Short- and long-term effects

From a short-term point of view, differentiation strategy is less likely to favor businesses, as R&D (research and development) and marketing would require certain amount of money and time. Also, it takes time for differentiated products to gain recognition and be accepted by the public. Arguably, differentiated products are able to draw attention and spark people's interest, as they are newly introduced. 

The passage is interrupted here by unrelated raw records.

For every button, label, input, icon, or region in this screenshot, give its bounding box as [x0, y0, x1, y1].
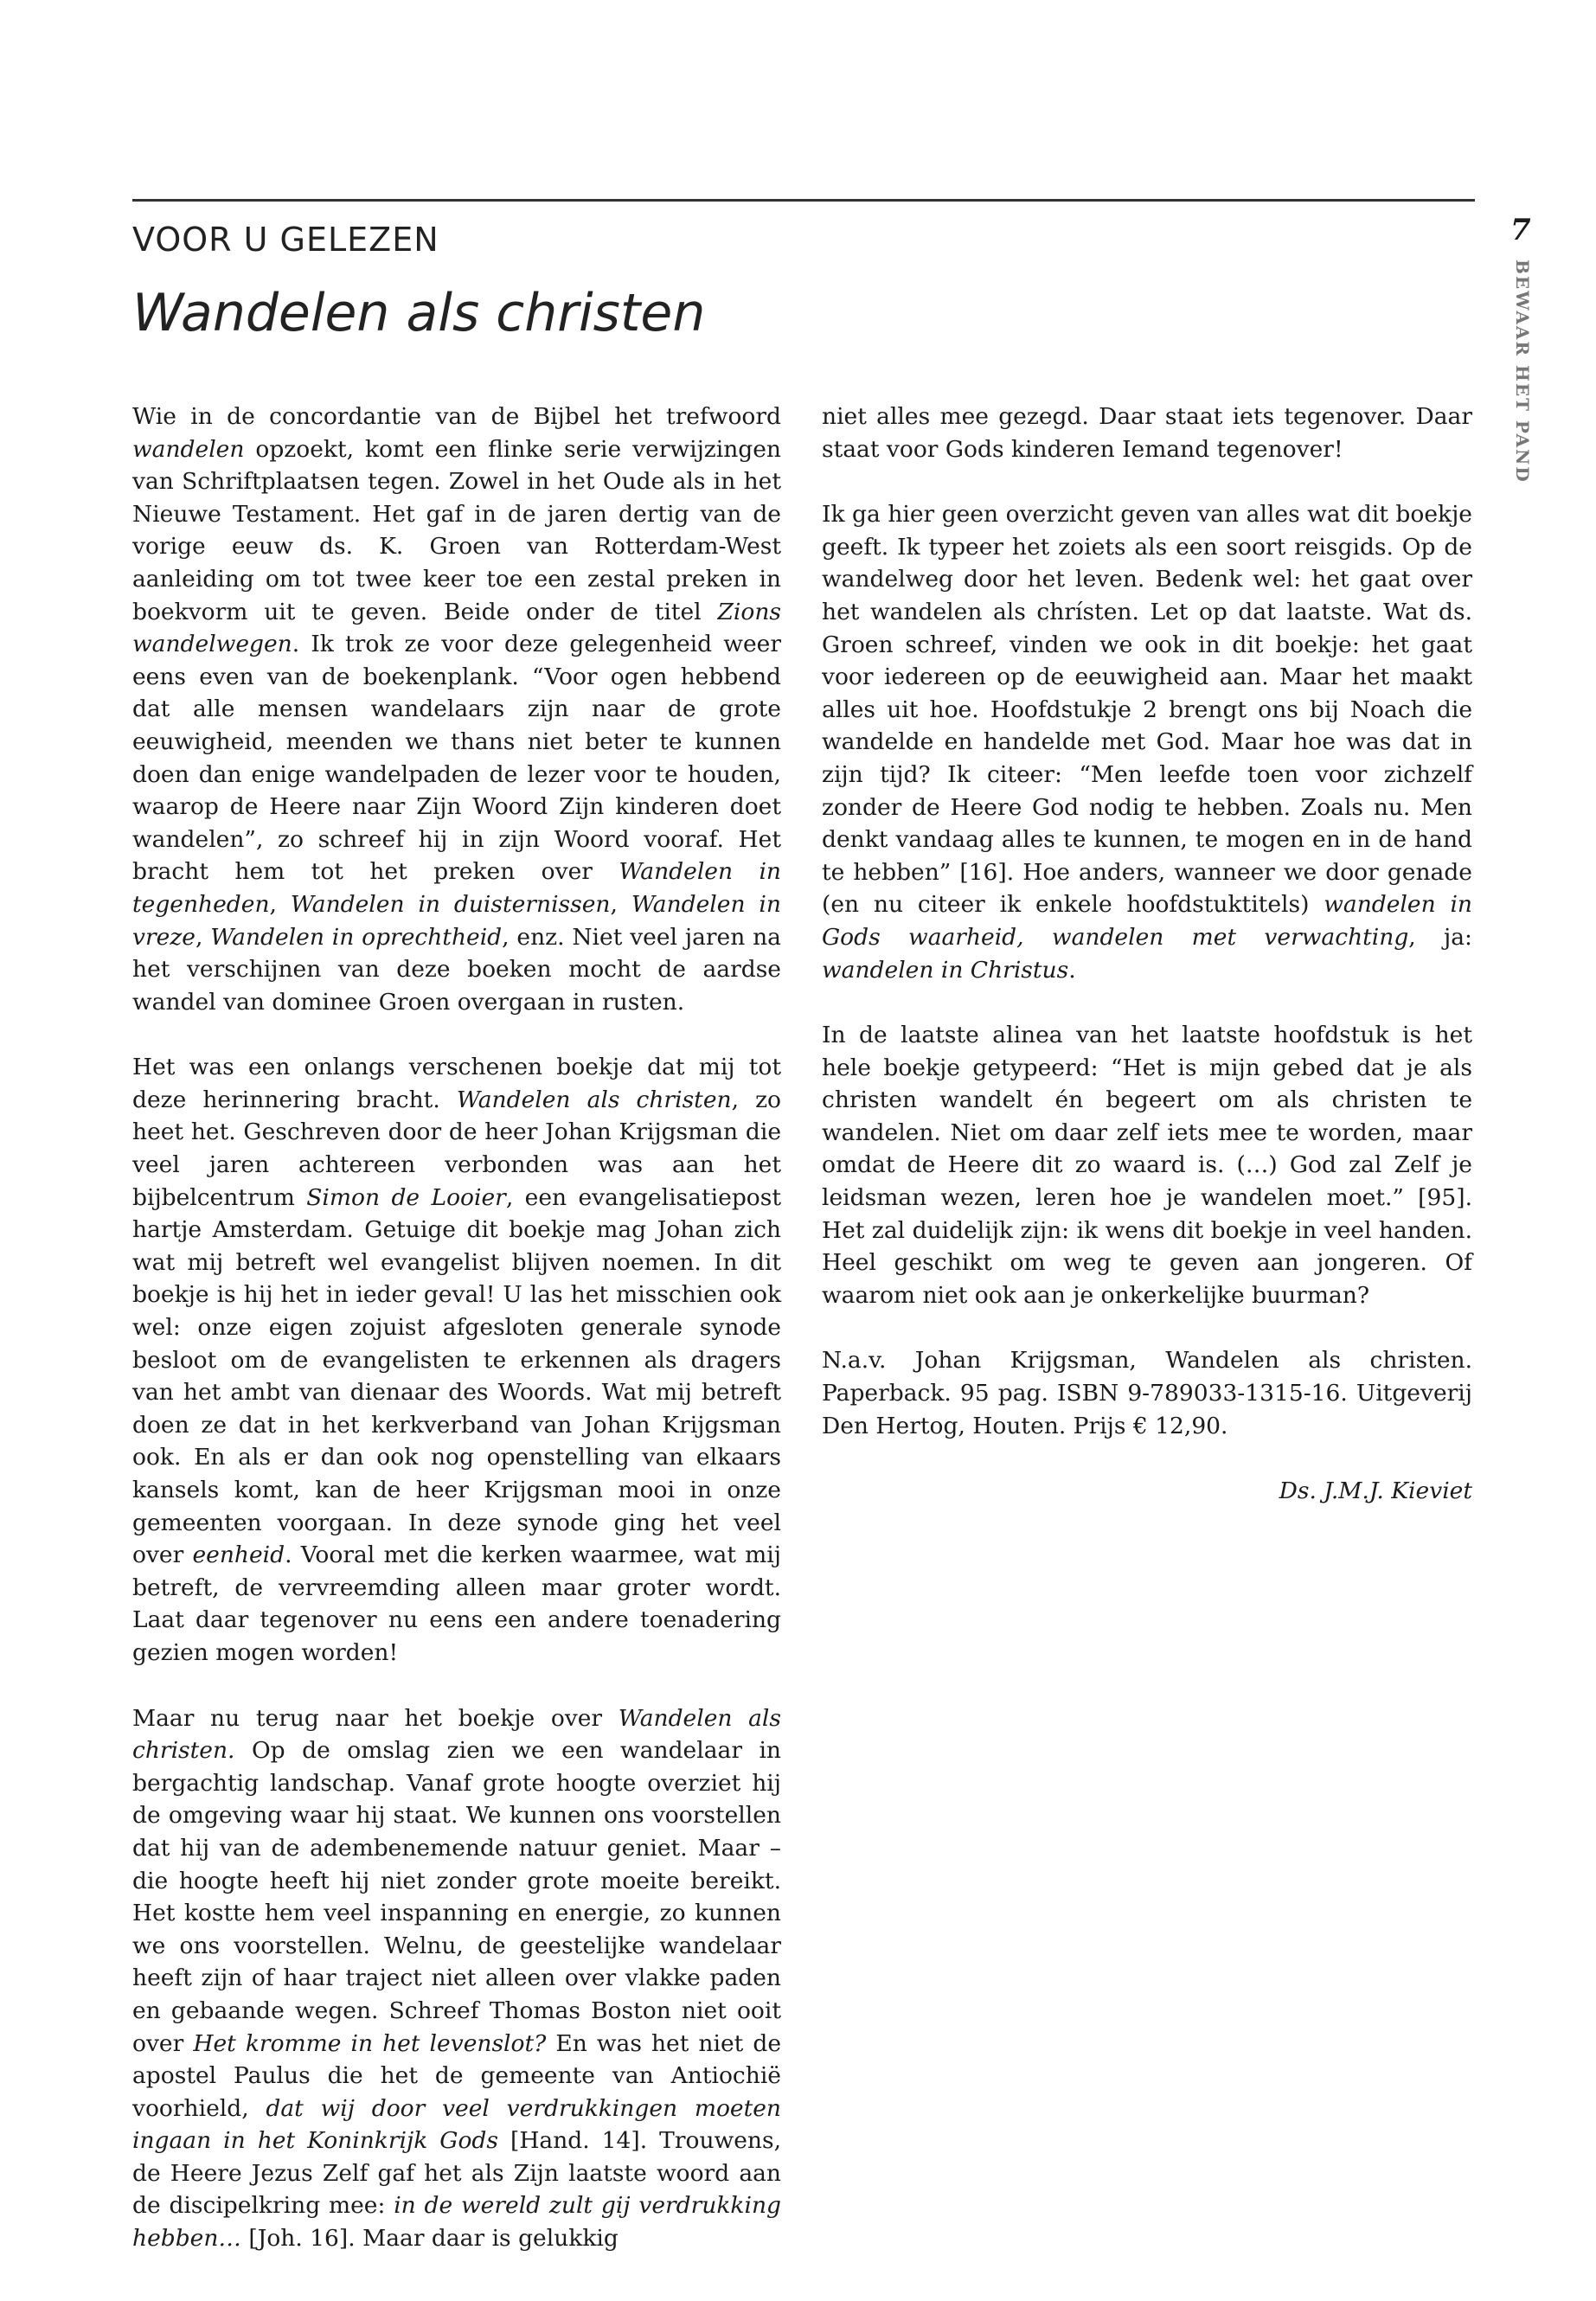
- section-heading: VOOR U GELEZEN: [132, 221, 439, 259]
- text-run: Maar nu terug naar het boekje over: [132, 1704, 619, 1732]
- header-rule: [132, 199, 1475, 202]
- text-run-italic: eenheid: [192, 1541, 285, 1569]
- author-signature: Ds. J.M.J. Kieviet: [1279, 1477, 1472, 1505]
- text-run: Wie in de concordantie van de Bijbel het trefwoord: [132, 403, 781, 430]
- text-run: . Ik trok ze voor deze gelegenheid weer eens even van de boekenplank. “Voor ogen hebbend dat alle mensen wandelaars zijn naar de grote eeuwigheid, meenden we thans niet beter te kunnen doen dan enige wandelpaden de lezer voor te houden, waarop de Heere naar Zijn Woord Zijn kinderen doet wandelen”, zo schreef hij in zijn Woord vooraf. Het bracht hem tot het preken over: [132, 631, 781, 886]
- text-run-italic: Simon de Looier: [306, 1183, 506, 1211]
- text-run-italic: Het kromme in het levenslot?: [193, 2029, 547, 2057]
- text-run: ,: [610, 890, 631, 918]
- text-run: ,: [269, 890, 291, 918]
- text-run: , zo heet het. Geschreven door de heer Johan Krijgsman die veel jaren achtereen verbonden was aan het bijbelcentrum: [132, 1086, 782, 1211]
- text-run: , een evangelisatiepost hartje Amsterdam. Getuige dit boekje mag Johan zich wat mij betreft wel evangelist blijven noemen. In dit boekje is hij het in ieder geval! U las het misschien ook wel: onze eigen zojuist afgesloten generale synode besloot om de evangelisten te erkennen als dragers van het ambt van dienaar des Woords. Wat mij betreft doen ze dat in het kerkverband van Johan Krijgsman ook. En als er dan ook nog openstelling van elkaars kansels komt, kan de heer Krijgsman mooi in onze gemeenten voorgaan. In deze synode ging het veel over: [132, 1183, 781, 1569]
- text-run-italic: Wandelen als christen.: [132, 1704, 781, 1765]
- left-paragraph-3: [132, 1702, 781, 2255]
- text-run: [Hand. 14]. Trouwens, de Heere Jezus Zelf gaf het als Zijn laatste woord aan de discipelkring mee:: [132, 2127, 781, 2220]
- text-run-italic: Wandelen als christen: [456, 1086, 732, 1113]
- left-paragraph-1: [132, 401, 781, 1018]
- text-run: .: [1068, 956, 1076, 984]
- right-column: [822, 401, 1472, 1508]
- text-run-italic: wandelen in Gods waarheid, wandelen met verwachting: [822, 891, 1473, 951]
- text-run: , ja:: [1408, 923, 1472, 951]
- left-paragraph-2: [132, 1051, 781, 1669]
- right-paragraph-2: [822, 498, 1472, 986]
- text-run: , enz. Niet veel jaren na het verschijnen van deze boeken mocht de aardse wandel van dominee Groen overgaan in rusten.: [132, 923, 781, 1016]
- left-column: [132, 401, 781, 2255]
- text-run: ,: [195, 923, 211, 951]
- page-number: 7: [1510, 213, 1531, 247]
- text-run: opzoekt, komt een flinke serie verwijzingen van Schriftplaatsen tegen. Zowel in het Oude als in het Nieuwe Testament. Het gaf in de jaren dertig van de vorige eeuw ds. K. Groen van Rotterdam-West aanleiding om tot twee keer toe een zestal preken in boekvorm uit te geven. Beide onder de titel: [132, 435, 781, 625]
- text-run: . Vooral met die kerken waarmee, wat mij betreft, de vervreemding alleen maar groter wordt. Laat daar tegenover nu eens een andere toenadering gezien mogen worden!: [132, 1541, 781, 1666]
- text-run-italic: in de wereld zult gij verdrukking hebben…: [132, 2192, 781, 2253]
- text-run-italic: Wandelen in tegenheden: [132, 858, 781, 918]
- text-run-italic: Wandelen in vreze: [132, 890, 781, 951]
- text-run-italic: Zions wandelwegen: [132, 598, 781, 658]
- text-run-italic: wandelen in Christus: [822, 956, 1069, 984]
- text-run-italic: Wandelen in duisternissen: [290, 890, 611, 918]
- text-run: [Joh. 16]. Maar daar is gelukkig: [240, 2225, 619, 2253]
- text-run: Op de omslag zien we een wandelaar in bergachtig landschap. Vanaf grote hoogte overziet hij de omgeving waar hij staat. We kunnen ons voorstellen dat hij van de adembenemende natuur geniet. Maar – die hoogte heeft hij niet zonder grote moeite bereikt. Het kostte hem veel inspanning en energie, zo kunnen we ons voorstellen. Welnu, de geestelijke wandelaar heeft zijn of haar traject niet alleen over vlakke paden en gebaande wegen. Schreef Thomas Boston niet ooit over: [132, 1737, 781, 2057]
- right-paragraph-1: niet alles mee gezegd. Daar staat iets tegenover. Daar staat voor Gods kinderen Iemand tegenover!: [822, 403, 1472, 463]
- right-paragraph-3: In de laatste alinea van het laatste hoofdstuk is het hele boekje getypeerd: “Het is mijn gebed dat je als christen wandelt én begeert om als christen te wandelen. Niet om daar zelf iets mee te worden, maar omdat de Heere dit zo waard is. (…) God zal Zelf je leidsman wezen, leren hoe je wandelen moet.” [95]. Het zal duidelijk zijn: ik wens dit boekje in veel handen. Heel geschikt om weg te geven aan jongeren. Of waarom niet ook aan je onkerkelijke buurman?: [822, 1022, 1472, 1309]
- magazine-sidebar-label: BEWAAR HET PAND: [1512, 260, 1533, 484]
- text-run: Ik ga hier geen overzicht geven van alles wat dit boekje geeft. Ik typeer het zoiets als een soort reisgids. Op de wandelweg door het leven. Bedenk wel: het gaat over het wandelen als chrísten. Let op dat laatste. Wat ds. Groen schreef, vinden we ook in dit boekje: het gaat voor iedereen op de eeuwigheid aan. Maar het maakt alles uit hoe. Hoofdstukje 2 brengt ons bij Noach die wandelde en handelde met God. Maar hoe was dat in zijn tijd? Ik citeer: “Men leefde toen voor zichzelf zonder de Heere God nodig te hebben. Zoals nu. Men denkt vandaag alles te kunnen, te mogen en in de hand te hebben” [16]. Hoe anders, wanneer we door genade (en nu citeer ik enkele hoofdstuktitels): [822, 501, 1472, 919]
- text-run-italic: wandelen: [132, 435, 245, 463]
- text-run-italic: Wandelen in oprechtheid: [210, 923, 503, 951]
- text-run-italic: dat wij door veel verdrukkingen moeten ingaan in het Koninkrijk Gods: [132, 2094, 782, 2155]
- text-run: En was het niet de apostel Paulus die het de gemeente van Antiochië voorhield,: [132, 2029, 782, 2122]
- text-run: Het was een onlangs verschenen boekje dat mij tot deze herinnering bracht.: [132, 1054, 781, 1113]
- book-reference: N.a.v. Johan Krijgsman, Wandelen als christen. Paperback. 95 pag. ISBN 9-789033-1315-16. Uitgeverij Den Hertog, Houten. Prijs € 12,90.: [822, 1347, 1472, 1439]
- article-title: Wandelen als christen: [132, 283, 706, 343]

On the other hand, from a long-term point of view, differentiation strategy is more likely to favor businesses. It is because once R&D and marketing are being done, businesses would be able to have a clearer picture regarding what do people prefer, then differentiation focus strategy can also be implemented. Furthermore, differentiated products are likely to be recognized, as people would discover and examine them, which means, the risk of not gaining recognition would be reduced, and businesses are able to take advantage from brand loyalty if the user experience is exceptional. On the flipside, it is also conceivable that successful differentiation would hinder new entry, i.e. the competition in a particular industry could become more competitive. Additionally, innovation is required in order to survive in the competitive global market, which means, it could be challenging for businesses to ensure their differentiated products are innovative and contemporary for people over a long period of time. Thus, even though the upside of differentiation strategy is more likely to outweigh the downside of differentiation strategy in the long-term, businesses also have to ensure its sustainability at the same time.